Chapter 11

Shortly after leaving the last water chamber behind them, Albert noticed that the tunnel they were in had begun to spiral to the left. He almost turned around right then, not wanting to waste time, strength or chalk on a dead end. But a spiraling path did not necessarily have to go nowhere, and he soon found that this one did not. At the center was a small room into which three tunnels opened.

The three of them stepped out of the middle passage and considered the other two. They circled back out together, all of them wrapped around the same central point that was the room in which they now stood. Their choices were to spiral back out from this room on the inside of the tunnel they had just exited or on the outside.

Albert chose the outermost tunnel.

“I don’t get it,” Brandy said. “The Sentinel Queen brought us here. She sent us the box and showed us the way to the city. She even sent her son to make sure we were doing it right. She went to all that trouble and said it was because she was running out of time. So why didn’t she tell us how to get through this?”

Albert could not even begin to speculate. “None of this makes much sense to me,” he admitted.

“I mean, it was so important to her that we got to the labyrinth. Why? So we could die down here?”

Albert still had no idea.

They reached the end of the spiral and followed the tunnel around a sharp left turn. Ahead of them, it split into two separate passages. Albert chose the left one, marking it as he went with the same yellow line that had been following them since the labyrinth’s entrance.

He was nearly out of yellow. He’d have to choose a new color soon.

“Do you think she knows what she’s doing?” asked Brandy.

Albert looked at her, curious. “The Sentinel Queen?”

She nodded.

“Yeah. I think she must. She knew enough to know how to get both of us down here in the first place. She knew how to get us this far.”

“Do you think she could be wrong?”

Albert shrugged. “Maybe. Everybody’s wrong about something, right? I mean, maybe the reason she didn’t give us any help getting through the labyrinth is because she doesn’t know the way.”

The tunnel curved to the left and then turned sharply right, where it intersected another passage. They went straight across the intersection and in a few minutes they found themselves standing on another stone bridge, staring around them at the chasm they had crossed on the other side of the City of the Blind.

“We’re back here again?” Nicole asked.

Albert stared up into the darkness above them, as amazed by the sight as he had been the first time he saw it.

“Which one of these bridges did we cross earlier?” wondered Brandy.

“Probably none that we can see from here,” replied Albert. “There’s no telling how far this thing could stretch.”

There were a lot more bridges visible from this vantage point than there had been when they were last here.

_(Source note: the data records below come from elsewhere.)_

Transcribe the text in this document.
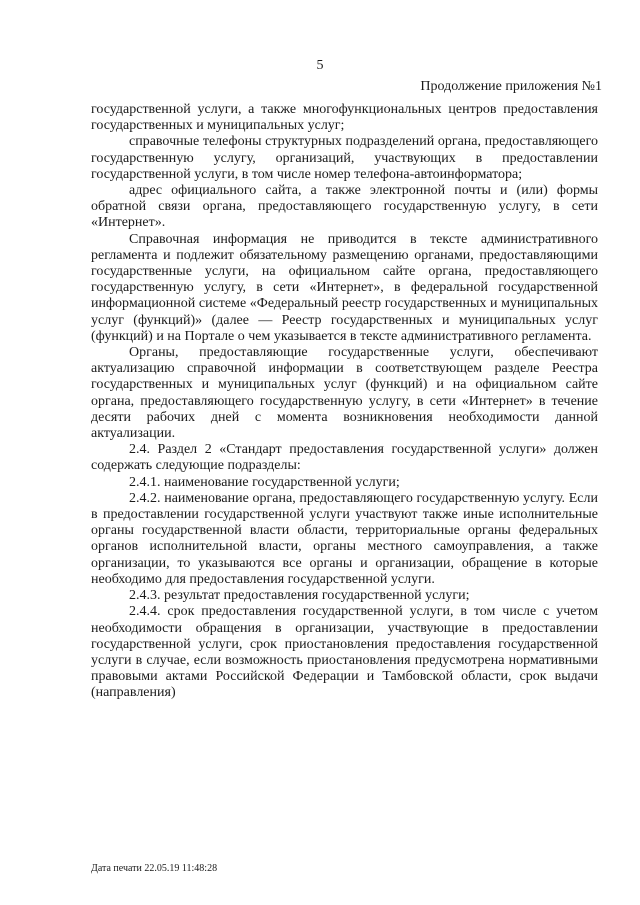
5
Продолжение приложения №1

государственной услуги, а также многофункциональных центров предоставления государственных и муниципальных услуг;

справочные телефоны структурных подразделений органа, предоставляющего государственную услугу, организаций, участвующих в предоставлении государственной услуги, в том числе номер телефона-автоинформатора;

адрес официального сайта, а также электронной почты и (или) формы обратной связи органа, предоставляющего государственную услугу, в сети «Интернет».

Справочная информация не приводится в тексте административного регламента и подлежит обязательному размещению органами, предоставляющими государственные услуги, на официальном сайте органа, предоставляющего государственную услугу, в сети «Интернет», в федеральной государственной информационной системе «Федеральный реестр государственных и муниципальных услуг (функций)» (далее — Реестр государственных и муниципальных услуг (функций) и на Портале о чем указывается в тексте административного регламента.

Органы, предоставляющие государственные услуги, обеспечивают актуализацию справочной информации в соответствующем разделе Реестра государственных и муниципальных услуг (функций) и на официальном сайте органа, предоставляющего государственную услугу, в сети «Интернет» в течение десяти рабочих дней с момента возникновения необходимости данной актуализации.

2.4. Раздел 2 «Стандарт предоставления государственной услуги» должен содержать следующие подразделы:

2.4.1. наименование государственной услуги;

2.4.2. наименование органа, предоставляющего государственную услугу. Если в предоставлении государственной услуги участвуют также иные исполнительные органы государственной власти области, территориальные органы федеральных органов исполнительной власти, органы местного самоуправления, а также организации, то указываются все органы и организации, обращение в которые необходимо для предоставления государственной услуги.

2.4.3. результат предоставления государственной услуги;

2.4.4. срок предоставления государственной услуги, в том числе с учетом необходимости обращения в организации, участвующие в предоставлении государственной услуги, срок приостановления предоставления государственной услуги в случае, если возможность приостановления предусмотрена нормативными правовыми актами Российской Федерации и Тамбовской области, срок выдачи (направления)

Дата печати 22.05.19 11:48:28
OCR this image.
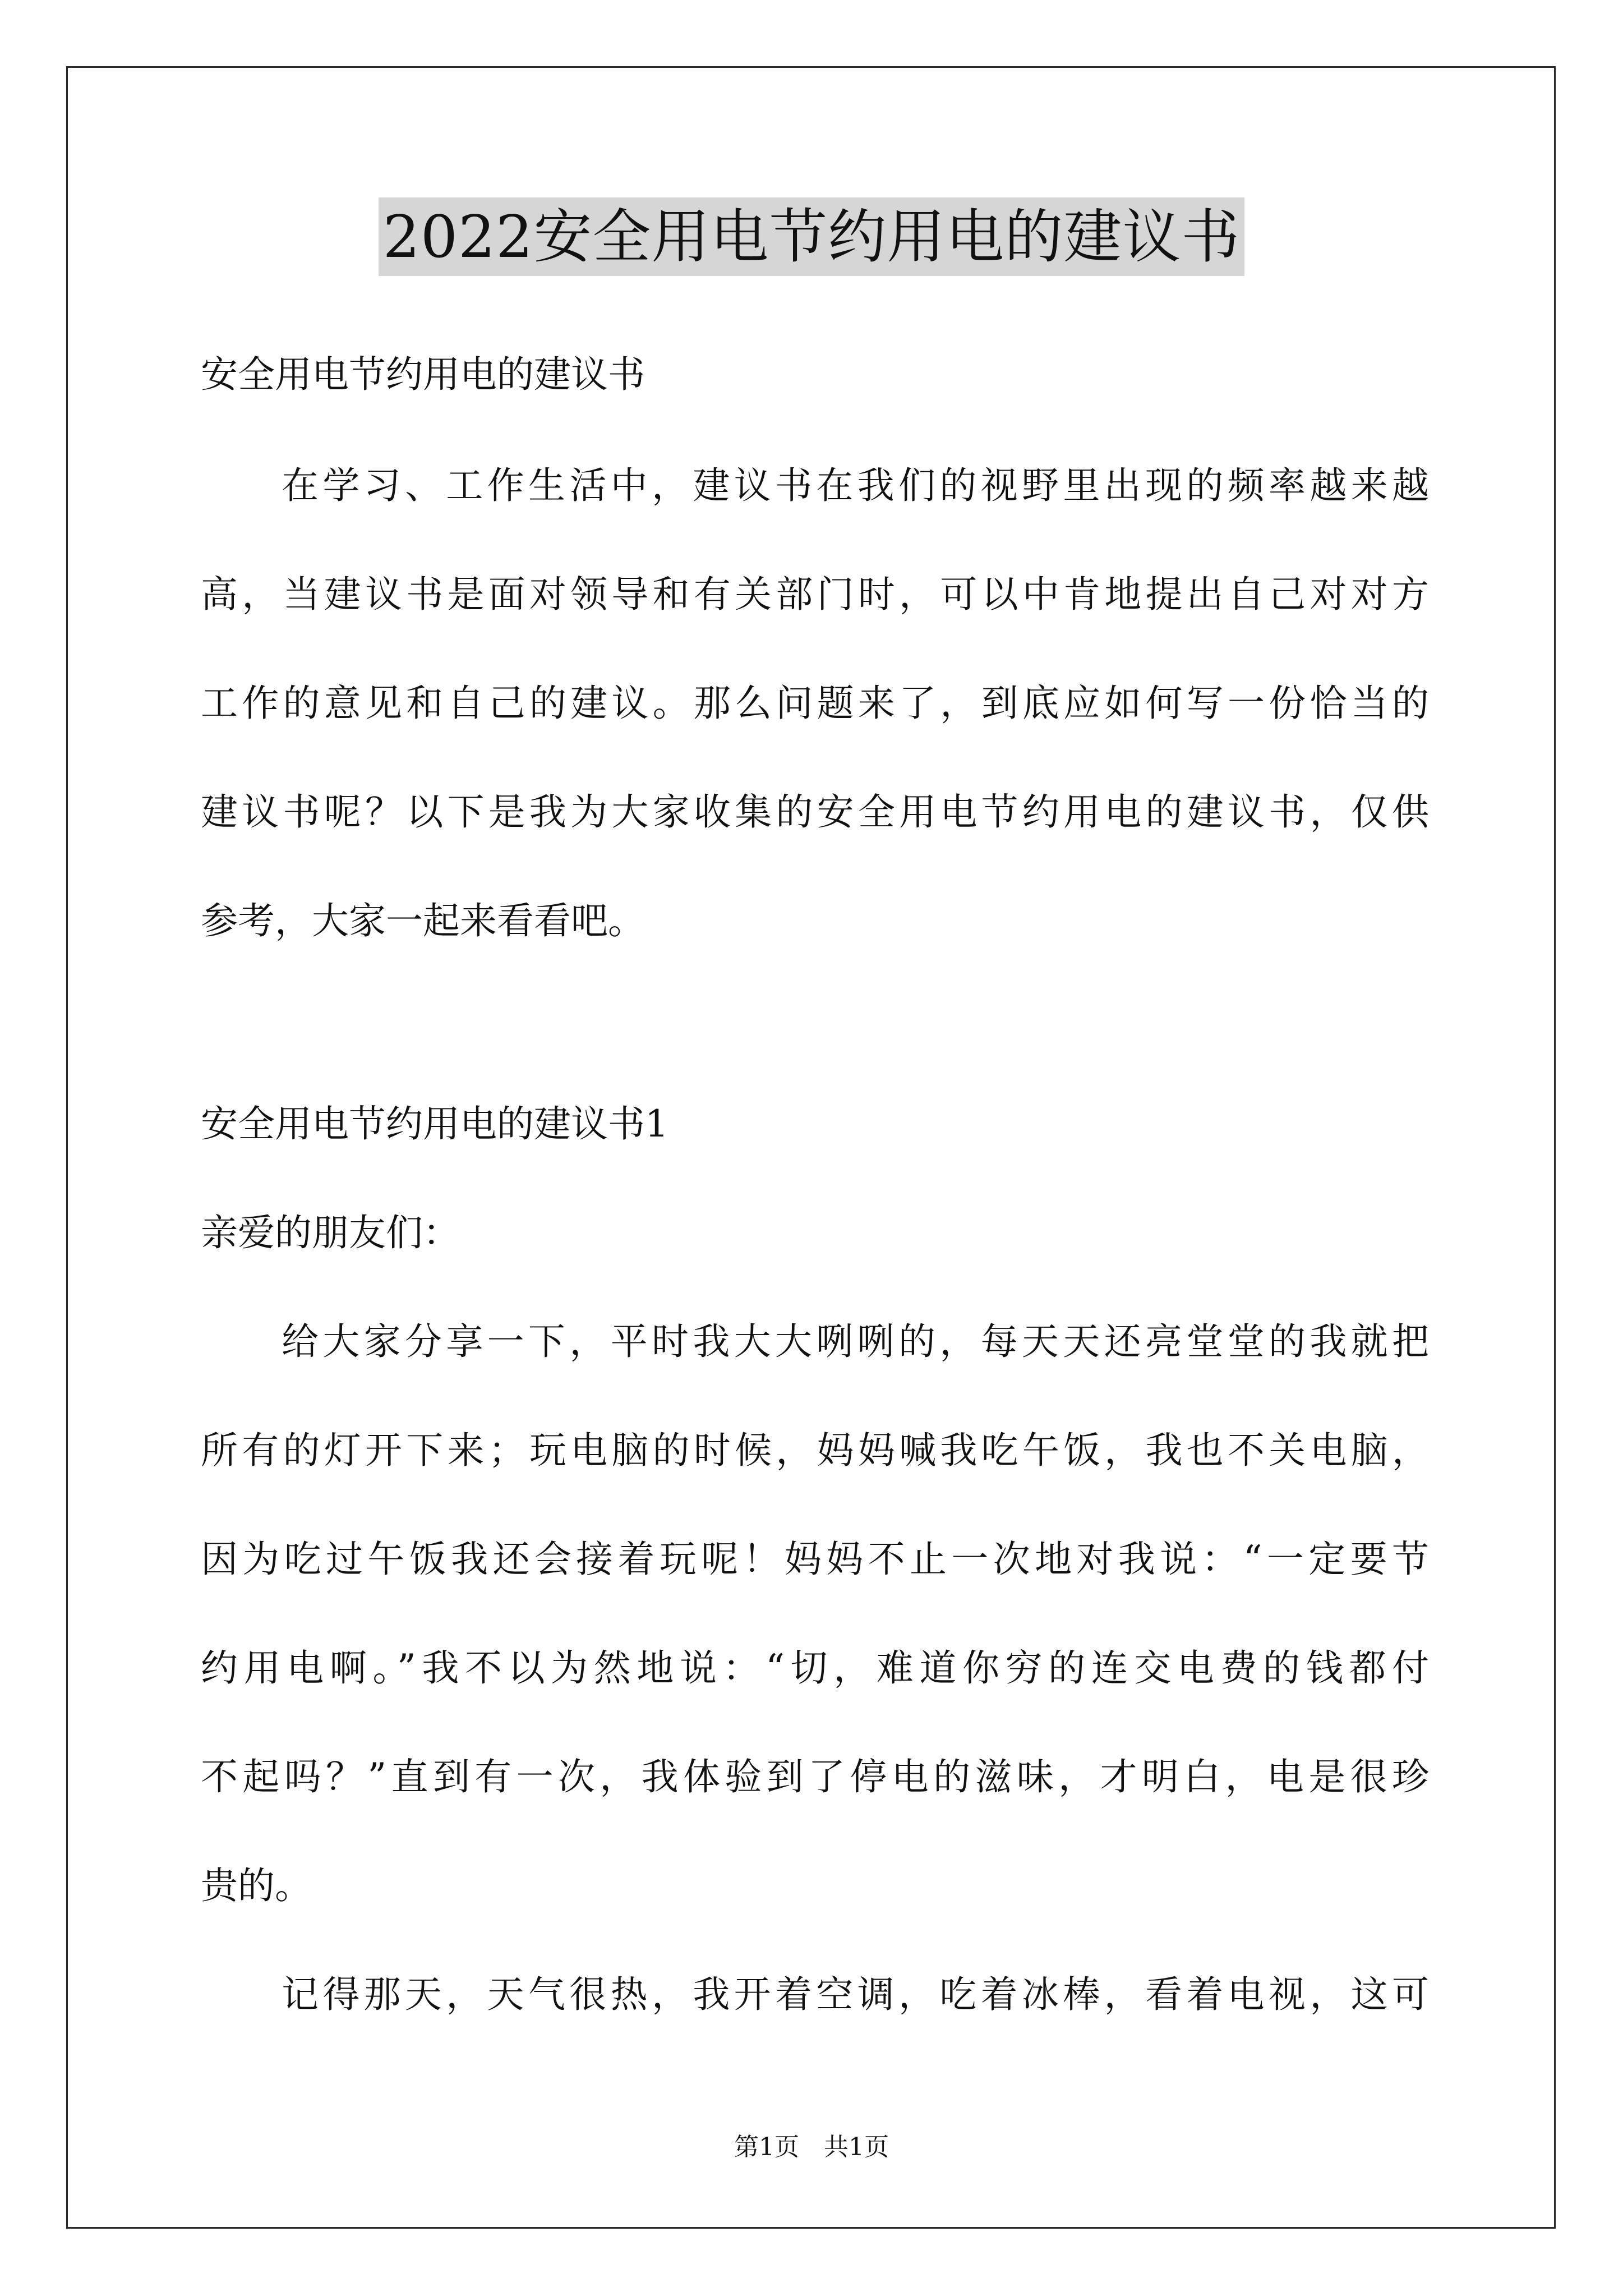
2022安全用电节约用电的建议书
安全用电节约用电的建议书
在学习、工作生活中，建议书在我们的视野里出现的频率越来越
高，当建议书是面对领导和有关部门时，可以中肯地提出自己对对方
工作的意见和自己的建议。那么问题来了，到底应如何写一份恰当的
建议书呢？以下是我为大家收集的安全用电节约用电的建议书，仅供
参考，大家一起来看看吧。
安全用电节约用电的建议书1
亲爱的朋友们：
给大家分享一下，平时我大大咧咧的，每天天还亮堂堂的我就把
所有的灯开下来；玩电脑的时候，妈妈喊我吃午饭，我也不关电脑，
因为吃过午饭我还会接着玩呢！妈妈不止一次地对我说：“一定要节
约用电啊。”我不以为然地说：“切，难道你穷的连交电费的钱都付
不起吗？”直到有一次，我体验到了停电的滋味，才明白，电是很珍
贵的。
记得那天，天气很热，我开着空调，吃着冰棒，看着电视，这可
第1页　共1页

They spanned the chasm above, below and to either side, and to Albert the sight was abysmally discouraging. This place was enormous beyond comprehension. They stood over a veritable canyon with no visible bottom or top. There was no way to know how far or how high or how deep it went.

What was even the purpose of such a thing?

How were they supposed to get through a maze this size? They would be lucky if they did not starve to death in here, much less get eaten by the Caggo.

Nicole stared out into the darkness. She could not help but wonder if a pair of eyes might be watching them from some distant bridge.

“I don’t like this place,” Brandy decided.

Albert continued forward without replying. He wished that he had not chosen this path, that he had gone a different way at the last intersection. It was overwhelming. It was impossible to look out over that vast space and not feel defeated by the magnitude of their task. Surely they would never find their way out of here. They were utterly lost.

The three of them walked on, each of them feeling more lost with each step they took.